William Taubman, Bertrand Snell Professor of Political Science
Discussing his book Khrushchev: The Man and His Era
NPR’s Fresh Air, March 19, 2003

"Students at Amherst think there’s a time and a place for everything. That makes it kind of hard for us to find a time and a place for dealing with world issues.”

Barbara Sieck ’05
At a student and faculty discussion about political diversity on campus
Bruss Room, Johnson Chapel, April 2, 2003

"From the world over come ever more legal challenges made in the name of otherness. Most [cases] have involved relatively small minorities against the constitutional hegemony of the nation-state. But in post-colonial states like South Africa, heterodox practices are claimed by the majority of the population. South Africa is striving to fashion a highly enlightened democracy under the banner ‘one law for one nation.’ But to what extent is this actually possible? Is not the alternative to ‘one law’ a descent into Hobbesian pluralism, a cultural war of all against all?”

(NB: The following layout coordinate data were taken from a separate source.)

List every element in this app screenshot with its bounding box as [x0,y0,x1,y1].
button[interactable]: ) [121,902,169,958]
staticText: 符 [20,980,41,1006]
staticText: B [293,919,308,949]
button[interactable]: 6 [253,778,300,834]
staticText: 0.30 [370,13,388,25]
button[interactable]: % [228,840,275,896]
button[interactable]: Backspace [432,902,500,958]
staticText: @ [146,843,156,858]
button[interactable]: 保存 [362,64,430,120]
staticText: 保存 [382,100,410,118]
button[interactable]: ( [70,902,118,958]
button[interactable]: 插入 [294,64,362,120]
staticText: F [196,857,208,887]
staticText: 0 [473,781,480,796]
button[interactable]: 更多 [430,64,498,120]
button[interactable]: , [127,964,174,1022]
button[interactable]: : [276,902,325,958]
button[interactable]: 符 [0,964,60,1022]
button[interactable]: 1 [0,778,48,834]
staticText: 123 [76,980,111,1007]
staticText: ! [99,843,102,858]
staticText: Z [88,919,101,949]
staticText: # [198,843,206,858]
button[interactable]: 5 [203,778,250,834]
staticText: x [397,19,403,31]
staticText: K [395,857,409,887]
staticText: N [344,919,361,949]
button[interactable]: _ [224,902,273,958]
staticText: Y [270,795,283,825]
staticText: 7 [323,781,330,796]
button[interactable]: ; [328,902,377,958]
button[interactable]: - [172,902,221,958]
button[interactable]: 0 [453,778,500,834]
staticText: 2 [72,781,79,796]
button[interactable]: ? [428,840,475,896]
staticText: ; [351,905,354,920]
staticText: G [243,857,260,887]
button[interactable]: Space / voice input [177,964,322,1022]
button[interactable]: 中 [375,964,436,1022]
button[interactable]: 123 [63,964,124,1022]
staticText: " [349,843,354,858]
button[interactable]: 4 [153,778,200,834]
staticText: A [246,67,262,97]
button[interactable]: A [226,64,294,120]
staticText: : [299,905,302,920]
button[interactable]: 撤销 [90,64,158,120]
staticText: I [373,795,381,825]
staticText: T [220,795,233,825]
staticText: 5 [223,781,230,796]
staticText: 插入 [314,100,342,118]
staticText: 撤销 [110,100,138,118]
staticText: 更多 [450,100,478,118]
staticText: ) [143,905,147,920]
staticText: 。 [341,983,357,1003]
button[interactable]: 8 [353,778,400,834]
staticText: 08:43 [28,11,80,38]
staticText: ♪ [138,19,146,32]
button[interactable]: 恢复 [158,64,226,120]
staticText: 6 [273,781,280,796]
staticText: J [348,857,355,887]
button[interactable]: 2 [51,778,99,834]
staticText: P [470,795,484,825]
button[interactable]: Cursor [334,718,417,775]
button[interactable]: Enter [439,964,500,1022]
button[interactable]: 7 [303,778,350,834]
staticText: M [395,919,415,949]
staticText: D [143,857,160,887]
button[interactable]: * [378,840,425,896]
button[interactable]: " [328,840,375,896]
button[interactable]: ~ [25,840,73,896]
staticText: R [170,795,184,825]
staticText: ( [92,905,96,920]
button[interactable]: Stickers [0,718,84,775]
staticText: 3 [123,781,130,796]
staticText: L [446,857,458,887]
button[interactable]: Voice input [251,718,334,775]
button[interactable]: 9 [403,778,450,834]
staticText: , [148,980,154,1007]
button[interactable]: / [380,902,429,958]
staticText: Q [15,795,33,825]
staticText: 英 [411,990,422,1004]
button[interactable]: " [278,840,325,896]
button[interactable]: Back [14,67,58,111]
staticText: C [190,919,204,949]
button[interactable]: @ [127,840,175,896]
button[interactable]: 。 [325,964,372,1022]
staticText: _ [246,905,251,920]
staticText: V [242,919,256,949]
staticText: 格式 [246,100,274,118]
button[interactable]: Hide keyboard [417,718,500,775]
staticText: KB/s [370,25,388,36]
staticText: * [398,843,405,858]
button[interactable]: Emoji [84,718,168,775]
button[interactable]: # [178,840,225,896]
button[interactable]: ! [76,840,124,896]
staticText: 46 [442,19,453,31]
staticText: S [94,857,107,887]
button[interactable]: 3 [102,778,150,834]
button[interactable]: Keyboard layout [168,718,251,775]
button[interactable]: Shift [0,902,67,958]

Anthropologists John L. and Jean Comaroff of the University of Chicago
In a talk on “The Limits of Liberalism and the Pragmatics of Difference in the New South Africa”
Cole Assembly Room, April 24, 2003

"In a society as large and powerful as ours, one so full of contradictions, it’s easy to lose hope in change, in the effectiveness of your own efforts against large social forces, forces that can more easily be steered with fibs and fears than with complex truths. ‘Who am I,’ you may wonder,‘ to protest or complain about the actions of the mightiest state in human history? Will our actions make any difference to America and to the world?’ The cynic in each of us will say ‘no’: it’s a big and busy world, a stubborn world, and one not likely to listen to you or me as we debate at length or protest or vote. There is an act of faith in all action. You came here in that faith, as I did. As we leave here together then, may your faith and mine remain both strong and stubborn.”